何谓“土地”?《辞海》将其定义为:①土壤、田地;②领土;③土地传说中管理一个小地面的神,即古代的社神;④测量地界;⑤在经济学上,指大自然所赋予人们的,以陆地、水域等形式存在的资源。它既为人类提供活动基地,又为人类提供劳动手段和劳动对象,是生产活动不可缺少的物质条件。按其用途可分为农用土地、矿山土地和建筑土地等。《辞海》对“土地”的定义,可以从自然属性与社会属性两大方面来把握。所谓“自然属性”意义上的土地,就是未掺入人类活动以及社会关系的原生态的土地;而一旦与人类发生关系,如经过改造、利用,乃至具备所有权性质的土地,则是具有“社会属性”(也可称之为“经济属性”)的土地。
土地经济学在西方国家发展比较早,因此,西方学者定义“土地”时,较早注意到“土地”的社会、经济属性,但大多是以一种笼统且与其自然属性杂糅的方式来界定的。亚里士多德作为一位百科全书式的学者,在探讨“一般意义来说的财产以及致富术”时指出,“绝大多数人是以耕作土地培育果实来获得生活资料”; 在畜产、耕作与商业、交易两大“致富术”之间有一种“中间形式”:它“包含某种合乎自然的部分,但也有交易的部分”,即“从土地中,从地里生长出来的东西上赢利,虽然并不结果实,但这些东西依然是有利可图的,例如伐木和所有的采矿业”。亚里士多德并未直接就“土地”进行具体界定,但这些有关“土地”的阐述表明:他不仅认识到土地的自然属性——能“培育出果实”、生长“树木”、蕴含“矿产”等;也认识到其的社会属性——“满足人们的生活需要”,如能“用来交易”、使人们“赢利”等。魁奈作为古典政治经济学奠基人,强调“土地是财富的唯一源泉,只有农业能够增加财富”;其理由是,“农业国家的收入的唯一源泉,是土地和耕种企业家的预付”。这显然是从自然属性与社会属性两方面对“土地”作出的界定。并且,他还强调“只有土地才能带来收入”。此后,亚当·斯密也指出,“土地是一种比较确实和恒久的资源”;“一切超过了游牧阶段的大国的收入,都是以国有地地租为主要源泉”;“国家大部分必需费用的开支,在很长时间内是取给于国有地的产物或地租”。他虽是从“君主或国家的收入”这一角度来论述“土地”属性的;但是,土地无疑是耕者收入的基本来源。随着西方经济学的不断发展,对“土地”的界定也逐渐具体化。亨利·乔治(Henry George)认为,土地不仅指地球表面,还“包含着一切的自然的物质、能力和机会”。

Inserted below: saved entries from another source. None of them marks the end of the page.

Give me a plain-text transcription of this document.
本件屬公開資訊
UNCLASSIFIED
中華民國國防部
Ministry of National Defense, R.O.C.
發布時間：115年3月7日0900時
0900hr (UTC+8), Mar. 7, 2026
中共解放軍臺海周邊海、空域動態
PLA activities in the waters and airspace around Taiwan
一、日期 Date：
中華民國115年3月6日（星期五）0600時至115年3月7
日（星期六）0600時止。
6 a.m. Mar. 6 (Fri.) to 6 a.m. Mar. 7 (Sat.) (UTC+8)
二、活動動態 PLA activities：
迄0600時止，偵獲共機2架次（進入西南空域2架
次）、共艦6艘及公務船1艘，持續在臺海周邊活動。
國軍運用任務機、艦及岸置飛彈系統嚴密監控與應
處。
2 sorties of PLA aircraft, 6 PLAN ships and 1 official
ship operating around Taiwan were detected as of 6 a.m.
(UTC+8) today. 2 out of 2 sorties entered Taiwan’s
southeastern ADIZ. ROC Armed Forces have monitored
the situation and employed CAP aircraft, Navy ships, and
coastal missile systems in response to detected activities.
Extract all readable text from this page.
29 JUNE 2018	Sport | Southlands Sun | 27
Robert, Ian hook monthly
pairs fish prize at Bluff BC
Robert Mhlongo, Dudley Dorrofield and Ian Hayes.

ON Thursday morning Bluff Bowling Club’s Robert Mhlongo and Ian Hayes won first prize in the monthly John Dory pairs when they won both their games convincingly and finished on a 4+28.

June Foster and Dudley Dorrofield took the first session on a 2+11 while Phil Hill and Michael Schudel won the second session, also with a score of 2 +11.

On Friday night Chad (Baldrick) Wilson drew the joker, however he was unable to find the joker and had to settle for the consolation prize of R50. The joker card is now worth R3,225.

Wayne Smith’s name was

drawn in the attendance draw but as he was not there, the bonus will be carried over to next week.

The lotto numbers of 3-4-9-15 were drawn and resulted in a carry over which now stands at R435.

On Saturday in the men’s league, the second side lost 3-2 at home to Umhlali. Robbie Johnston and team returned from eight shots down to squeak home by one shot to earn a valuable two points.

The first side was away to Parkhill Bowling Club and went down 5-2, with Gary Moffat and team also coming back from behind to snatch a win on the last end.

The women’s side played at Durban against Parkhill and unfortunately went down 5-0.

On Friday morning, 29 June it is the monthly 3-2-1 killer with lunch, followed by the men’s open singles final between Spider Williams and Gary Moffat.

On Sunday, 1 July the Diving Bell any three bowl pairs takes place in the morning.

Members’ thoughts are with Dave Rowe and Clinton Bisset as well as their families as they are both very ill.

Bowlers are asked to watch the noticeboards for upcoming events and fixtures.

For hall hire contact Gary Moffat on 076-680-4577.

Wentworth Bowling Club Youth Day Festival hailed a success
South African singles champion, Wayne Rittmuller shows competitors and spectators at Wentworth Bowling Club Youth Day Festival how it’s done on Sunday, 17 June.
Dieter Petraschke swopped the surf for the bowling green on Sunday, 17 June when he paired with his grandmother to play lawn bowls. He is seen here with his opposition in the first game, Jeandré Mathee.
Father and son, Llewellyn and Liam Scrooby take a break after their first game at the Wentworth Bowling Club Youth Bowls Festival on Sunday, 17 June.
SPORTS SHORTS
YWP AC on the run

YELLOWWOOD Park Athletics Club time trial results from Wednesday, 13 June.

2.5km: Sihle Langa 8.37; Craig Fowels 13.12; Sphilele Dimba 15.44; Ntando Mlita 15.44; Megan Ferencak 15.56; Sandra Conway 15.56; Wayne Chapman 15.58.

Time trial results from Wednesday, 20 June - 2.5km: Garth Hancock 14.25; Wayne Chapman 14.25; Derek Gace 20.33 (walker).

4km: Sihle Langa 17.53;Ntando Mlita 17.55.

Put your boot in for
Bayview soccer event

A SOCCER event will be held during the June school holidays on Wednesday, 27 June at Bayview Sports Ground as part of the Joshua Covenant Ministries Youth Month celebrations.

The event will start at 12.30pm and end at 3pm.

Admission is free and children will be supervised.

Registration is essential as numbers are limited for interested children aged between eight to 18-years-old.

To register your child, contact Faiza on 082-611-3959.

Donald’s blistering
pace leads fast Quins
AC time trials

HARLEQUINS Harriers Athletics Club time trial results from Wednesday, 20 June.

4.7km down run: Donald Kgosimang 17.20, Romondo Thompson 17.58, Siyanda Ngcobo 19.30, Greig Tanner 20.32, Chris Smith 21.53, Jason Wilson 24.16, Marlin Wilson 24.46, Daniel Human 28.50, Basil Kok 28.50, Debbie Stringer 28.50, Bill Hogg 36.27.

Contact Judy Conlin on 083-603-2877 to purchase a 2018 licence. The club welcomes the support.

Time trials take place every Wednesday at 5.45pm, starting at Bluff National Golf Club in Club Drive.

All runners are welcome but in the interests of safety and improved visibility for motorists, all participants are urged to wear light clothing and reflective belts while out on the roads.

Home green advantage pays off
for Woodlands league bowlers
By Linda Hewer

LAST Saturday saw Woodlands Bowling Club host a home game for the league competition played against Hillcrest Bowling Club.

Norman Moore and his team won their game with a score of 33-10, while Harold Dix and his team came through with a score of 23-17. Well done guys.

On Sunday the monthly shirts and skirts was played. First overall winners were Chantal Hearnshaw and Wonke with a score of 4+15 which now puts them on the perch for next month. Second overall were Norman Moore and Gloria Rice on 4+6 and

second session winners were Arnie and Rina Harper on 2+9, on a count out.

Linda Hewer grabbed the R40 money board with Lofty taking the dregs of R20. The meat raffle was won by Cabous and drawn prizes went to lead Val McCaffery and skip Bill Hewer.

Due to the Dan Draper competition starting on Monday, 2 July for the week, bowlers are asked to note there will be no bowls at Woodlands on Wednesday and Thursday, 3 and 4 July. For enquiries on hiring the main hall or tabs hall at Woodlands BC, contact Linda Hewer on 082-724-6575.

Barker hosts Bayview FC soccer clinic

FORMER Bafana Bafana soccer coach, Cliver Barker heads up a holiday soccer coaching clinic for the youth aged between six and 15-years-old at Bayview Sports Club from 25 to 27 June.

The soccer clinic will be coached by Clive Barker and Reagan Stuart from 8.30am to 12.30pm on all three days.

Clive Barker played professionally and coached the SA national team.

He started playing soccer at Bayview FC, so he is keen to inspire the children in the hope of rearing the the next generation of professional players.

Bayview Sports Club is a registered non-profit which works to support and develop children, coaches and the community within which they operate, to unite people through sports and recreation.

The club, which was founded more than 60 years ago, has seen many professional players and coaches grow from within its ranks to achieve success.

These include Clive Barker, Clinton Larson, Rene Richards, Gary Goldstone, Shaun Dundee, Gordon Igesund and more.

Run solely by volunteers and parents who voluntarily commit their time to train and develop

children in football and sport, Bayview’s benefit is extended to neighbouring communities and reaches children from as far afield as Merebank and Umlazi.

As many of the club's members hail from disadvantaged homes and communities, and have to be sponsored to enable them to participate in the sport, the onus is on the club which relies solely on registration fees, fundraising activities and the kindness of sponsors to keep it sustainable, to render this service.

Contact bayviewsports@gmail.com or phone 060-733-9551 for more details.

英国经济学家马歇尔(Alfred Marshall)则指出,土地是指大自然“在陆地、海上、空气、光和热各方面所赠予”人类的物质和力量。美国土地经济学家伊利(Richard T. Ely)等认为,经济学意义上的“土地”,指“自然的各种力量”或“自然资源”,不仅指地表,还包括“地面上下的东西”,是“侧重于大自然所赋与的东西”。从后来的这些定义来看,西方学者逐渐将“土地”的社会属性具体化为经济属性。伊利作为土地经济学的主要创始人之一,他对“土地”的定义后为学术界所广泛接受。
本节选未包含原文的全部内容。